Much later that evening, I head home.  It was 22h45 before I could sign out, and after all the emotions that had been flooding over me all day long, I am exhausted.  And now this morning, I haven’t been able to shake it off.

DSC02869-001
Beth, never to be considered a wall flower.

As much as all of the above reads like a story- I even wrote it in italics to try convey this in a light manner- all of it really did happen.  The first semester at school this year has been tough, tough with new experiences, and my own body has been in what feels like overdrive in but fourth gear.  Don’t get me wrong, I’m not going through anything that anyone else hasn’t gone through. This is not new and I don’t want to sound like life is tough.  We ALL have moments, days and months that seem to be a pit of life-sapping fuel.  How am I dealing with it?  I’m trying to be kind to myself.  I’m taking time for myself (AKA binge-watching This Is Us on Amazon Prime), and I’m hoping that soon I will be out taking runs in the forest and catching up on some sewing as soon as I’m over the torn muscles in my back.  All I can do for my girls is to be there for them.  They will learn as they grow up, but if my head is somewhere else, I won’t be.

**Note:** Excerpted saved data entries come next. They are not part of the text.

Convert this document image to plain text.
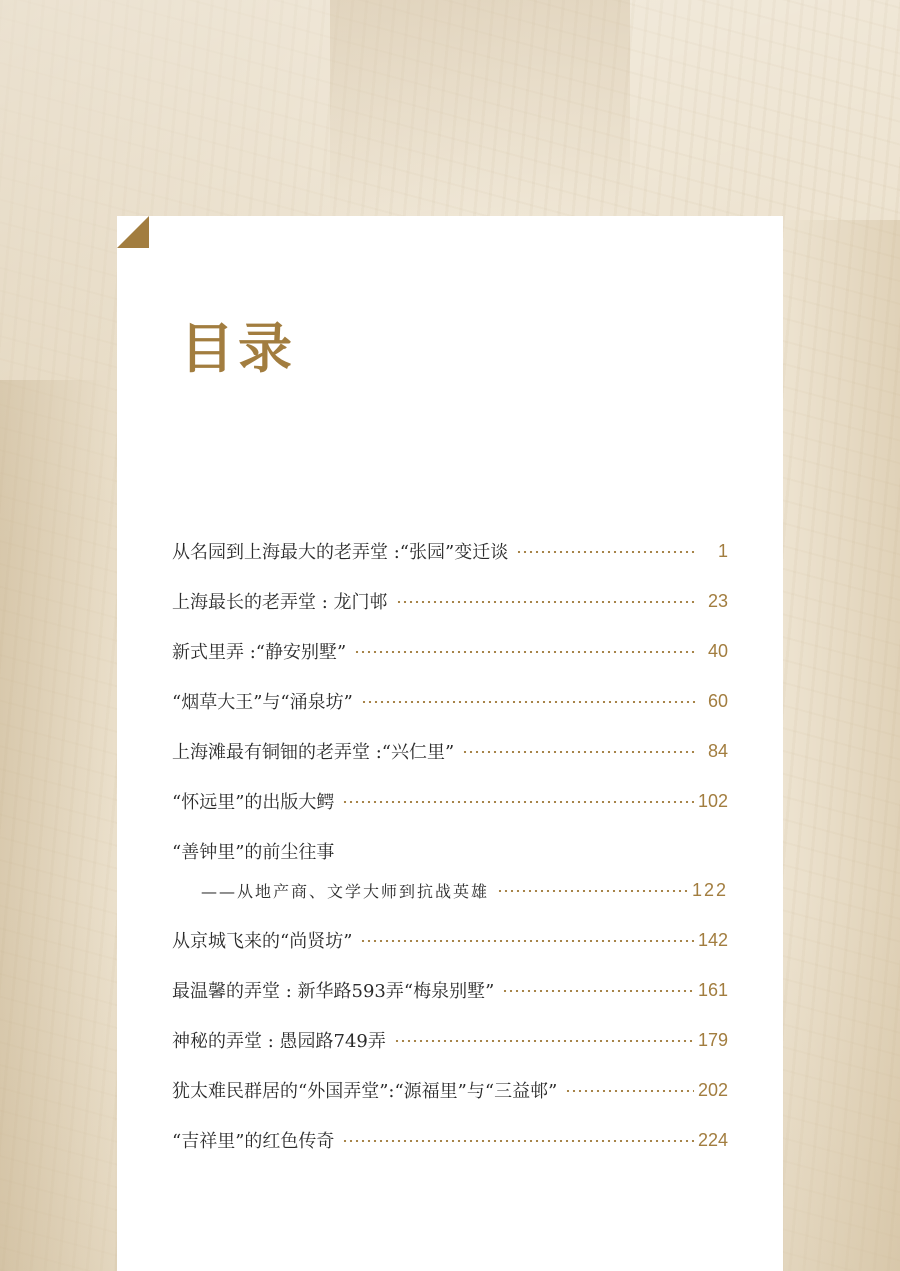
目录
从名园到上海最大的老弄堂 :“张园”变迁谈	1
上海最长的老弄堂 : 龙门邨	23
新式里弄 :“静安别墅”	40
“烟草大王”与“涌泉坊”	60
上海滩最有铜钿的老弄堂 :“兴仁里”	84
“怀远里”的出版大鳄	102
“善钟里”的前尘往事
——从地产商、文学大师到抗战英雄	122
从京城飞来的“尚贤坊”	142
最温馨的弄堂 : 新华路593弄“梅泉别墅”	161
神秘的弄堂 : 愚园路749弄	179
犹太难民群居的“外国弄堂”:“源福里”与“三益邨”	202
“吉祥里”的红色传奇	224
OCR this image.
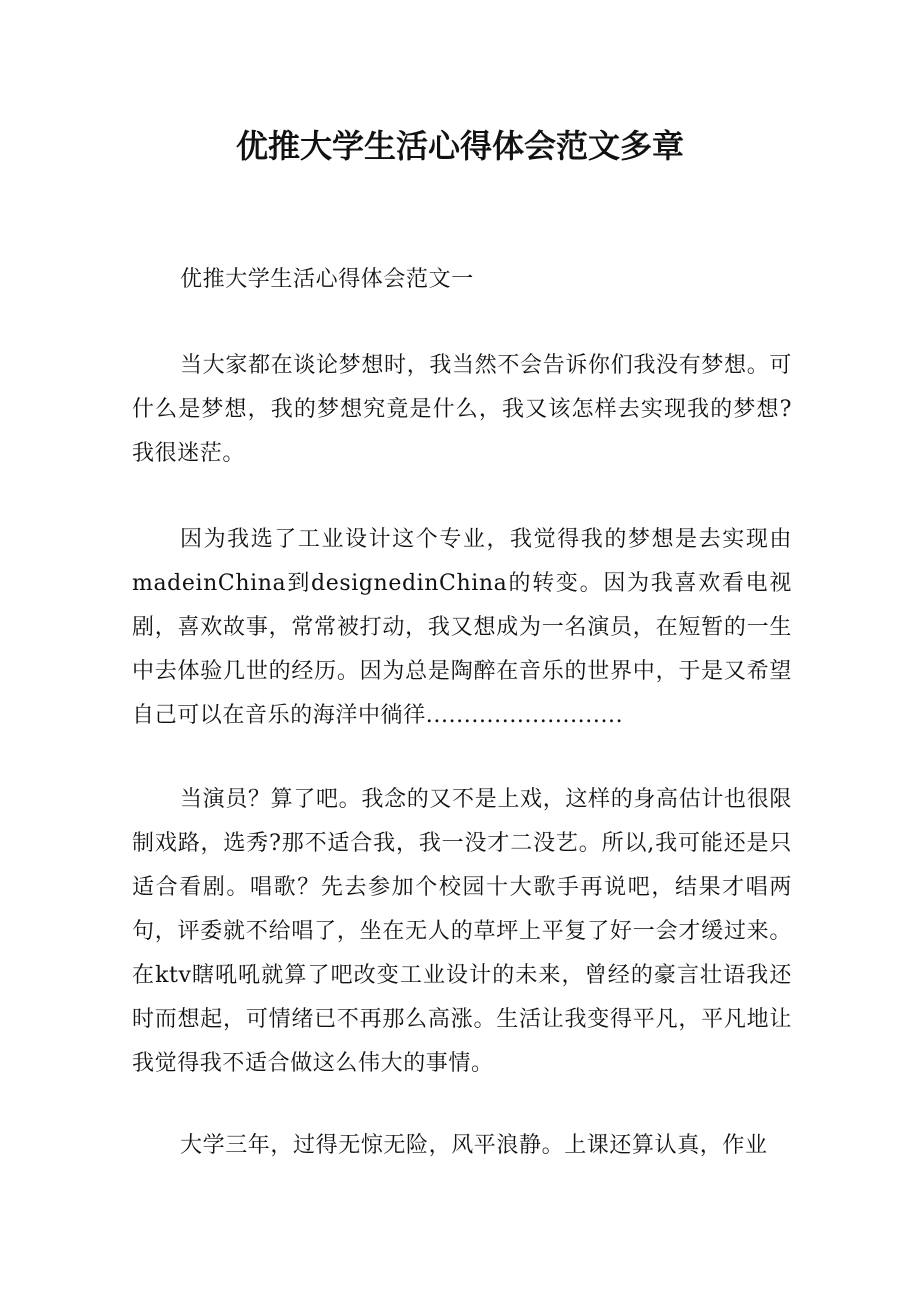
优推大学生活心得体会范文多章

优推大学生活心得体会范文一

当大家都在谈论梦想时，我当然不会告诉你们我没有梦想。可什么是梦想，我的梦想究竟是什么，我又该怎样去实现我的梦想?我很迷茫。

因为我选了工业设计这个专业，我觉得我的梦想是去实现由madeinChina到designedinChina的转变。因为我喜欢看电视剧，喜欢故事，常常被打动，我又想成为一名演员，在短暂的一生中去体验几世的经历。因为总是陶醉在音乐的世界中，于是又希望自己可以在音乐的海洋中徜徉..........................

当演员？算了吧。我念的又不是上戏，这样的身高估计也很限制戏路，选秀?那不适合我，我一没才二没艺。所以,我可能还是只适合看剧。唱歌？先去参加个校园十大歌手再说吧，结果才唱两句，评委就不给唱了，坐在无人的草坪上平复了好一会才缓过来。在ktv瞎吼吼就算了吧改变工业设计的未来，曾经的豪言壮语我还时而想起，可情绪已不再那么高涨。生活让我变得平凡，平凡地让我觉得我不适合做这么伟大的事情。

大学三年，过得无惊无险，风平浪静。上课还算认真，作业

Autumn is now coming to an end.  I have enjoyed some occasions where I have taken the girls to the park with my camera and HAVE had some good lighting.  We are in a smooth routine now, and even Beth is able to do the trip home from school on her own (so long as somebody else is at home).  She is allowed one solo journey home on a Friday.  This gives both of us a little leeway- I have the afternoon at home between work shifts, and she gets to assert her much wanted independence.  I trust her to do the right thing, because she won’t learn otherwise.  Alex’s time in college is a fairly big step-up.  She has to commute between classrooms now, she has to fill gaps in her days if there happens to be one, and she has to be responsible for all of her work.  And it’s not every day that she has to be out on her own by 7am to head to the bus.  There are mornings that Anton can take the car and drop her at school by 7h45!

As for me, work is work, with its ups and downs.  Same for Anton, although he’s busy with travel and training until the end of the year.  This is a few weeks away though, so all will be good.

Anyway, I have kept you here long enough.  Wish you had some time to drop me a line, but since it’s taken me 6 weeks to write this, I know that life does go on.  I do hope to be in touch before Christmas.

Take care, and all my love,

Gaenor

Xxx

 

 

 

 

 

 


One thought on “And so the autumn leaves gather at our feet.

  1. Gaenor, your life sounds just as hectic as every other working mother’s life. I have great admiration for you all, for the energy you all have. Keep it up!!! Hou die blink kant bo!!!